December 11th, 2025

Most business owners looking to sell feel like they have a surprisingly limited set of choices. When they start thinking about an exit, the first call often goes to the industry buyer they already know. In many cases that is the competitor who has been saying “call me when you are ready to sell” for years. It may feel like the easiest option, but owners often miss out on better outcomes by assuming it is the only one available.

The Problem with the Obvious Buyer

We recently spoke with a Greater Toronto area wealth manager who works with business owners of all sizes. One of his clients recently sold through the bank’s mid market advisory team and attracted offers ranging from $50m to one $195m CAD. The winning bid came from an international buyer using the acquisition as their entry point into Canada, and they paid a premium as a result.

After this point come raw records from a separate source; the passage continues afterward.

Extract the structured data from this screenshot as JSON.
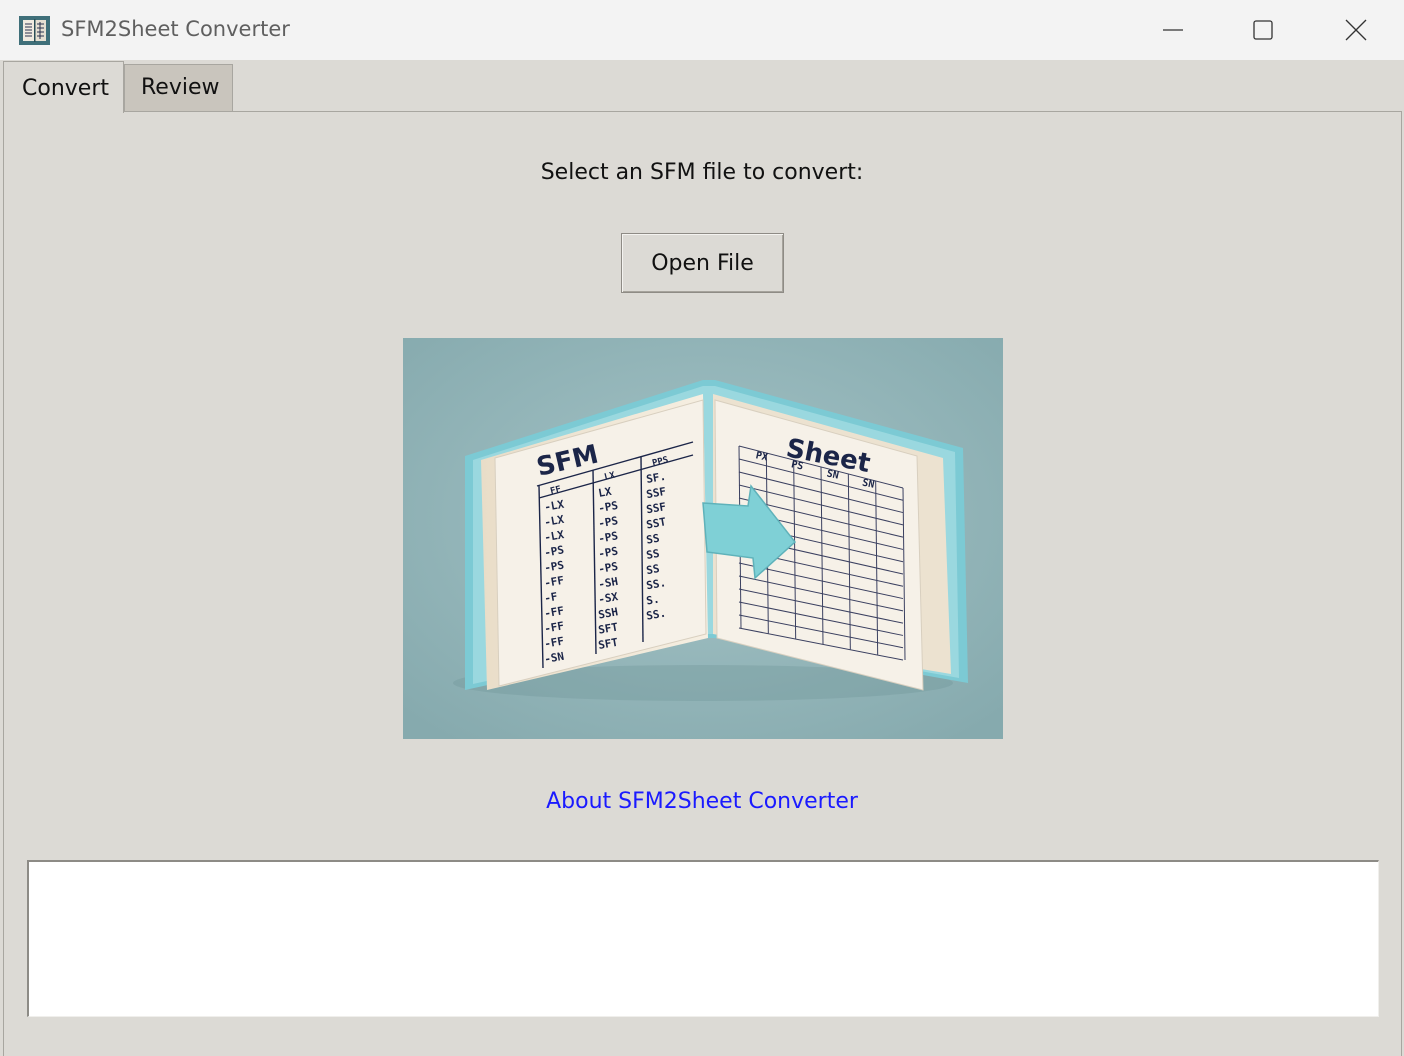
{
  "window": {
    "title": "SFM2Sheet Converter",
    "icon": "app-book-icon"
  },
  "controls": {
    "minimize": "minimize-icon",
    "maximize": "maximize-icon",
    "close": "close-icon"
  },
  "tabs": [
    {
      "label": "Convert",
      "selected": true
    },
    {
      "label": "Review",
      "selected": false
    }
  ],
  "convert": {
    "prompt": "Select an SFM file to convert:",
    "open_button": "Open File",
    "illustration": {
      "left_title": "SFM",
      "right_title": "Sheet",
      "left_headers": [
        "FF",
        "LX",
        "PPS"
      ],
      "left_rows": [
        [
          "-LX",
          "LX",
          "SF."
        ],
        [
          "-LX",
          "-PS",
          "SSF"
        ],
        [
          "-LX",
          "-PS",
          "SSF"
        ],
        [
          "-PS",
          "-PS",
          "SST"
        ],
        [
          "-PS",
          "-PS",
          "SS"
        ],
        [
          "-FF",
          "-PS",
          "SS"
        ],
        [
          "-F",
          "-SH",
          "SS"
        ],
        [
          "-FF",
          "-SX",
          "SS."
        ],
        [
          "-FF",
          "SSH",
          "S."
        ],
        [
          "-FF",
          "SFT",
          "SS."
        ],
        [
          "-SN",
          "SFT",
          ""
        ]
      ],
      "right_headers": [
        "PX",
        "PS",
        "SN",
        "SN"
      ],
      "colors": {
        "background": "#8fb3b7",
        "book_edge": "#7ccad4",
        "page": "#f4efe6",
        "arrow": "#7fd0d6",
        "ink": "#1b2548"
      }
    },
    "about_link": "About SFM2Sheet Converter",
    "output_text": ""
  }
}
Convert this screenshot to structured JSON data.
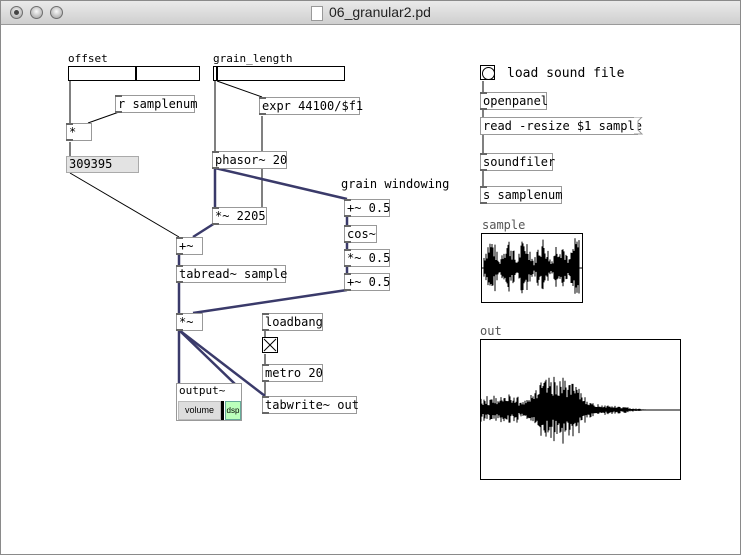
{
  "window": {
    "title": "06_granular2.pd",
    "buttons": [
      "close",
      "minimize",
      "zoom"
    ]
  },
  "sliders": {
    "offset": {
      "label": "offset",
      "level": 0.5
    },
    "grain_length": {
      "label": "grain_length",
      "level": 0.02
    }
  },
  "objects": {
    "r_samplenum": "r samplenum",
    "mult": "*",
    "expr": "expr 44100/$f1",
    "phasor": "phasor~ 20",
    "mult_2205": "*~ 2205",
    "add_tilde": "+~",
    "tabread": "tabread~ sample",
    "mult_tilde": "*~",
    "plus05a": "+~ 0.5",
    "cos": "cos~",
    "mult05": "*~ 0.5",
    "plus05b": "+~ 0.5",
    "loadbang": "loadbang",
    "metro": "metro 20",
    "tabwrite": "tabwrite~ out",
    "openpanel": "openpanel",
    "soundfiler": "soundfiler",
    "s_samplenum": "s samplenum"
  },
  "number_box": "309395",
  "comments": {
    "grain_windowing": "grain windowing",
    "load_sound_file": "load sound file"
  },
  "messages": {
    "read": "read -resize $1 sample"
  },
  "arrays": {
    "sample": "sample",
    "out": "out"
  },
  "output": {
    "title": "output~",
    "volume": "volume",
    "dsp": "dsp"
  },
  "colors": {
    "signal_cord": "#3a3a6a",
    "control_cord": "#000000"
  }
}
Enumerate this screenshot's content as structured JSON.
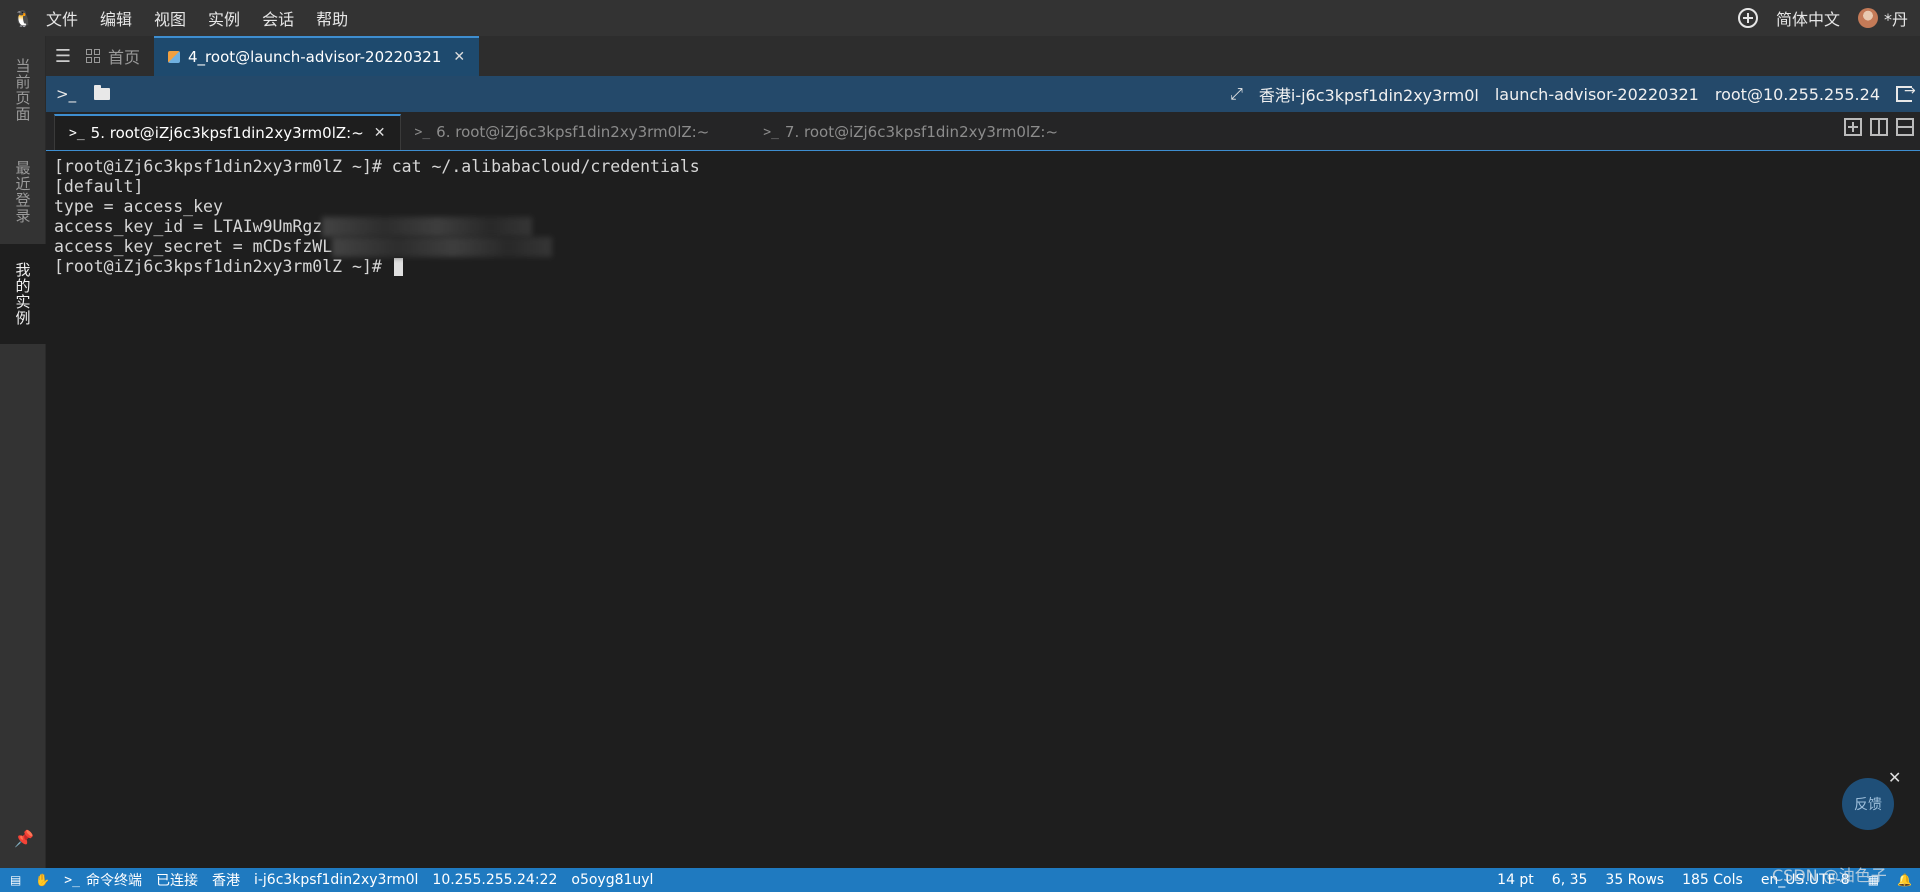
{
  "menu": {
    "items": [
      "文件",
      "编辑",
      "视图",
      "实例",
      "会话",
      "帮助"
    ],
    "language": "简体中文",
    "user": "*丹"
  },
  "sidebar": {
    "tabs": [
      "当前页面",
      "最近登录",
      "我的实例"
    ]
  },
  "tabs": {
    "home": "首页",
    "session": "4_root@launch-advisor-20220321"
  },
  "toolbar": {
    "region_instance": "香港i-j6c3kpsf1din2xy3rm0l",
    "instance_name": "launch-advisor-20220321",
    "login": "root@10.255.255.24"
  },
  "subtabs": [
    {
      "label": "5. root@iZj6c3kpsf1din2xy3rm0lZ:~"
    },
    {
      "label": "6. root@iZj6c3kpsf1din2xy3rm0lZ:~"
    },
    {
      "label": "7. root@iZj6c3kpsf1din2xy3rm0lZ:~"
    }
  ],
  "terminal": {
    "lines": [
      "[root@iZj6c3kpsf1din2xy3rm0lZ ~]# cat ~/.alibabacloud/credentials",
      "[default]",
      "type = access_key",
      "access_key_id = LTAIw9UmRgz",
      "access_key_secret = mCDsfzWL",
      "[root@iZj6c3kpsf1din2xy3rm0lZ ~]# "
    ]
  },
  "feedback": "反馈",
  "statusbar": {
    "mode": "命令终端",
    "connection": "已连接",
    "region": "香港",
    "instance_id": "i-j6c3kpsf1din2xy3rm0l",
    "address": "10.255.255.24:22",
    "session_id": "o5oyg81uyl",
    "font_size": "14 pt",
    "cursor_pos": "6, 35",
    "rows": "35 Rows",
    "cols": "185 Cols",
    "locale": "en_US.UTF-8"
  },
  "watermark": "CSDN @油色子",
  "colors": {
    "accent": "#1f7ac0",
    "toolbar": "#24496a",
    "active_tab": "#1e4a6e"
  }
}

This outcome shows what becomes possible when a full competitive process is run. Large advisory teams typically get involved once a business reaches about twenty million in expected deal value. Below that threshold, competitive processes do still happen, but they often require significant time, preparation, and advisor involvement. Many small business owners choose not to take on that level of effort, so they fall back on the more familiar paths they already understand.

From an owner’s perspective, the competitor often feels like the most obvious and straightforward option because it is the buyer they already know. If they are not aware of other approaches, or do not have the time or resources to explore a broader process, it can seem like the only realistic route.

What Business Owners Actually Want

For owners in this range, price is only one part of the equation. Many of these companies are family owned and have been run for decades. Owners care about their people, their legacy, and whether the business can grow beyond what they could achieve alone. The concerns that shape their decisions include:

  • how involved they want to be after the deal
  • whether they can take some risk off the table without stepping away completely
  • what happens to their people
  • whether the buyer will invest in growing the business
  • whether the business can scale beyond what they could build alone

A simple one and done sale to a competitor rarely addresses those concerns. In the range below where large advisory firms typically operate, owners often do not know who else to speak with or what other structures exist. This is the gap where PE Gate focuses.

We work with owner operated businesses generating two to fifteen million in revenue with $500k to $4m in EBITDA. These are solid, cash flowing companies in stable sectors like professional services, pet care, and environmental services. They have strong fundamentals and meaningful growth potential, but they are generally too small to attract attention from traditional private equity firms with much larger fund sizes. That is why the competitor has often felt like the default option.

Tailored Deal Structures

When owners care about what happens to their people and how the business continues after they step back, a one size fits all transaction does not work. The deal structure needs to match their goals for the next stage. PE Gate supports that kind of flexibility through:

  • minority investments where the owner sells part of the business, partners with a professional investor, and grows toward a larger joint exit
  • majority positions where the owner derisks and steps back from day to day responsibilities while keeping meaningful equity
  • succession friendly structures that allow family members or key managers to take on leadership roles and co-invest with PEGate

PE Gate’s digital platform provides access to liquidity by allowing founders, key managers, and investors to offer their shares for sale anonymously to other shareholders and to PE Gate’s accredited investors. 

The process is also more direct and moves faster than typical private equity deals. Owners work with our team throughout, and we bring hands-on operational support to help the business grow.

Why This Works for Wealth Managers

Many of our introductions come through our network of trusted wealth managers in the GTA. The deal we worked on with the wealth manager above was no exception.

He put it simply: “We refer clients to PE Gate because it is genuinely the best solution for business owners of this size. When they get a successful exit, we continue serving as their advisor. That is where the value is for us.”

The referral economics are straightforward. No finder fees. No broker commissions. No complicated splits. The introduction happens because it is the right solution for the client.

Making the Connection

The challenge is that most business owners do not know alternatives exist beyond the local buyer. Wealth managers who introduce PE Gate early give their clients real choice in how their exit unfolds.

Once owners see that we have successfully closed similar deals and understand the range of structures available to them, the conversation shifts from “should I sell to my competitor” to “what is the best structure for this transition.”